一部のデバイスでは、name プロパティーの値として汎用デバイス名が指定されています。汎用デバイス名は、そのデバイス用に特定のドライバを実際に結び付けるのではなく、デバイスの機能を説明するものです。たとえば、ある SCSI ホストバスアダプタが scsi という汎用デバイス名を持っている場合があります。また、イーサネットデバイスが ethernet という汎用デバイス名を持っていることがあります。

compatible プロパティーを利用すると、システムは汎用デバイス名を持つデバイス用の代替ドライバを判定できます。たとえば、scsi HBA デバイスドライバには glm を、ethernet デバイスドライバには hme を見つけることができます。

汎用デバイス名を持つデバイスには、compatible プロパティーを指定する必要があります。


注 - 汎用デバイス名の詳細な説明については、『IEEE 1275 Open Firmware Boot Standard』を参照してください。

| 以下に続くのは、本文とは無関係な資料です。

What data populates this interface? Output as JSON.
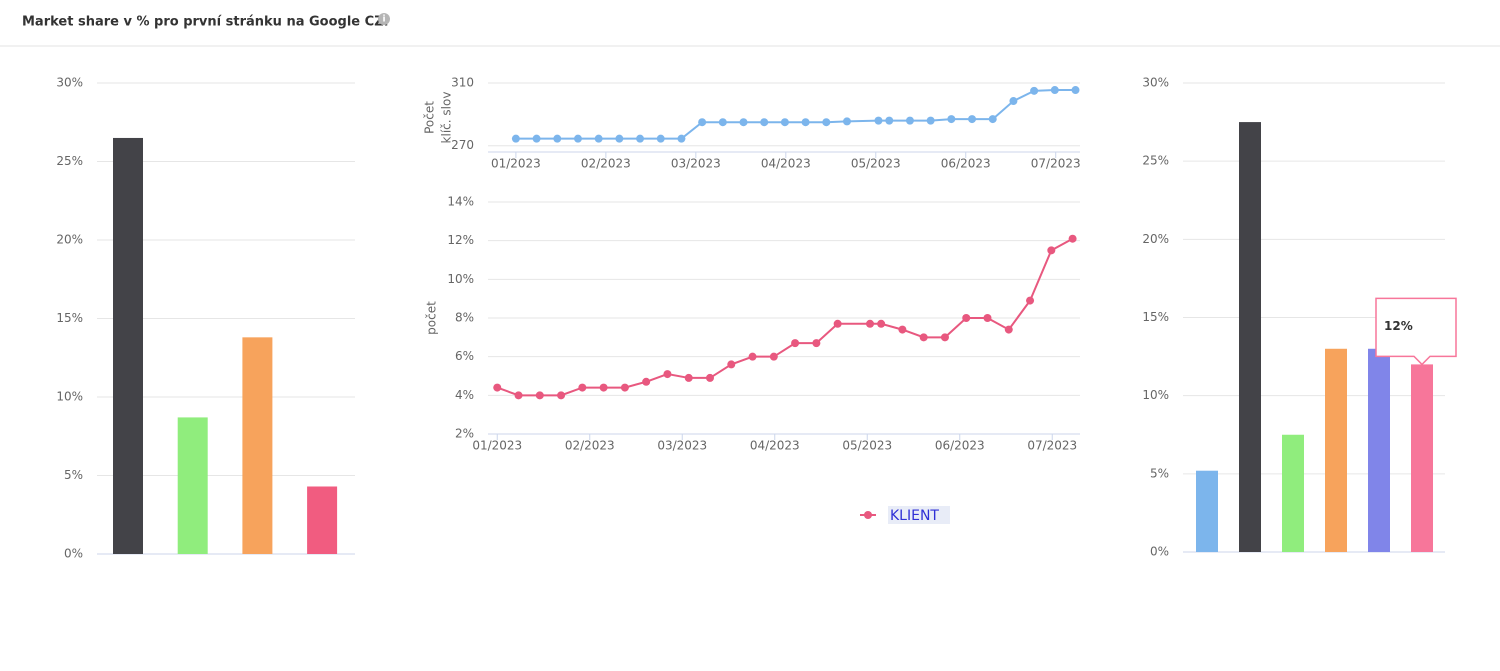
{
  "header": {
    "title": "Market share v % pro první stránku na Google CZ."
  },
  "chart_data": [
    {
      "type": "bar",
      "values": [
        26.5,
        8.7,
        13.8,
        4.3
      ],
      "colors": [
        "#434348",
        "#90ed7d",
        "#f7a35c",
        "#f15c80"
      ],
      "ylim": [
        0,
        30
      ],
      "yticks": [
        {
          "value": 0,
          "label": "0%"
        },
        {
          "value": 5,
          "label": "5%"
        },
        {
          "value": 10,
          "label": "10%"
        },
        {
          "value": 15,
          "label": "15%"
        },
        {
          "value": 20,
          "label": "20%"
        },
        {
          "value": 25,
          "label": "25%"
        },
        {
          "value": 30,
          "label": "30%"
        }
      ],
      "grid": true
    },
    {
      "type": "line",
      "ylabel": [
        "Počet",
        "klíč. slov"
      ],
      "color": "#7cb5ec",
      "x": [
        1.0,
        1.23,
        1.46,
        1.69,
        1.92,
        2.15,
        2.38,
        2.61,
        2.84,
        3.07,
        3.3,
        3.53,
        3.76,
        3.99,
        4.22,
        4.45,
        4.68,
        5.03,
        5.15,
        5.38,
        5.61,
        5.84,
        6.07,
        6.3,
        6.53,
        6.76,
        6.99,
        7.22
      ],
      "values": [
        274.5,
        274.5,
        274.5,
        274.5,
        274.5,
        274.5,
        274.5,
        274.5,
        274.5,
        285,
        285,
        285,
        285,
        285,
        285,
        285,
        285.5,
        286,
        286,
        286,
        286,
        287,
        287,
        287,
        298.5,
        305,
        305.5,
        305.5
      ],
      "xlim": [
        0.69,
        7.27
      ],
      "ylim": [
        266,
        310
      ],
      "yticks": [
        270,
        310
      ],
      "xticks": [
        {
          "value": 1,
          "label": "01/2023"
        },
        {
          "value": 2,
          "label": "02/2023"
        },
        {
          "value": 3,
          "label": "03/2023"
        },
        {
          "value": 4,
          "label": "04/2023"
        },
        {
          "value": 5,
          "label": "05/2023"
        },
        {
          "value": 6,
          "label": "06/2023"
        },
        {
          "value": 7,
          "label": "07/2023"
        }
      ],
      "grid": true
    },
    {
      "type": "line",
      "ylabel": [
        "počet"
      ],
      "x": [
        1.0,
        1.23,
        1.46,
        1.69,
        1.92,
        2.15,
        2.38,
        2.61,
        2.84,
        3.07,
        3.3,
        3.53,
        3.76,
        3.99,
        4.22,
        4.45,
        4.68,
        5.03,
        5.15,
        5.38,
        5.61,
        5.84,
        6.07,
        6.3,
        6.53,
        6.76,
        6.99,
        7.22
      ],
      "series": [
        {
          "name": "KLIENT",
          "color": "#e8587f",
          "values": [
            4.4,
            4.0,
            4.0,
            4.0,
            4.4,
            4.4,
            4.4,
            4.7,
            5.1,
            4.9,
            4.9,
            5.6,
            6.0,
            6.0,
            6.7,
            6.7,
            7.7,
            7.7,
            7.7,
            7.4,
            7.0,
            7.0,
            8.0,
            8.0,
            7.4,
            8.9,
            11.5,
            12.1
          ]
        }
      ],
      "xlim": [
        0.9,
        7.3
      ],
      "ylim": [
        2,
        14
      ],
      "yticks": [
        {
          "value": 2,
          "label": "2%"
        },
        {
          "value": 4,
          "label": "4%"
        },
        {
          "value": 6,
          "label": "6%"
        },
        {
          "value": 8,
          "label": "8%"
        },
        {
          "value": 10,
          "label": "10%"
        },
        {
          "value": 12,
          "label": "12%"
        },
        {
          "value": 14,
          "label": "14%"
        }
      ],
      "xticks": [
        {
          "value": 1,
          "label": "01/2023"
        },
        {
          "value": 2,
          "label": "02/2023"
        },
        {
          "value": 3,
          "label": "03/2023"
        },
        {
          "value": 4,
          "label": "04/2023"
        },
        {
          "value": 5,
          "label": "05/2023"
        },
        {
          "value": 6,
          "label": "06/2023"
        },
        {
          "value": 7,
          "label": "07/2023"
        }
      ],
      "grid": true
    },
    {
      "type": "bar",
      "values": [
        5.2,
        27.5,
        7.5,
        13,
        13,
        12
      ],
      "colors": [
        "#7cb5ec",
        "#434348",
        "#90ed7d",
        "#f7a35c",
        "#8085e9",
        "#f7769a"
      ],
      "tooltip": "12%",
      "ylim": [
        0,
        30
      ],
      "yticks": [
        {
          "value": 0,
          "label": "0%"
        },
        {
          "value": 5,
          "label": "5%"
        },
        {
          "value": 10,
          "label": "10%"
        },
        {
          "value": 15,
          "label": "15%"
        },
        {
          "value": 20,
          "label": "20%"
        },
        {
          "value": 25,
          "label": "25%"
        },
        {
          "value": 30,
          "label": "30%"
        }
      ],
      "grid": true
    }
  ]
}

次の図は、固有のデバイス名を持つデバイスノードを示しています。ドライバのバインド名 SUNW,ffb はデバイスノード名と同じ名前です。

図 2-4  ドライバノードの固有名のバインド

image:この図は、固有のデバイス名として SUNW, ffb を使用するデバイスノードを示しています。

次の図は、汎用デバイス名 display を持つデバイスノードを示しています。ドライバのバインド名 SUNW,ffb は、システムのドライバ一覧に記載されているドライバと一致している、compatible プロパティーのドライバ一覧で最初の名前です。この場合、display がフレームバッファーの汎用デバイス名です。

図 2-5  汎用ドライバノードのバインド

image:この図は、汎用デバイス名 display を使用しているデバイスノードを示しています。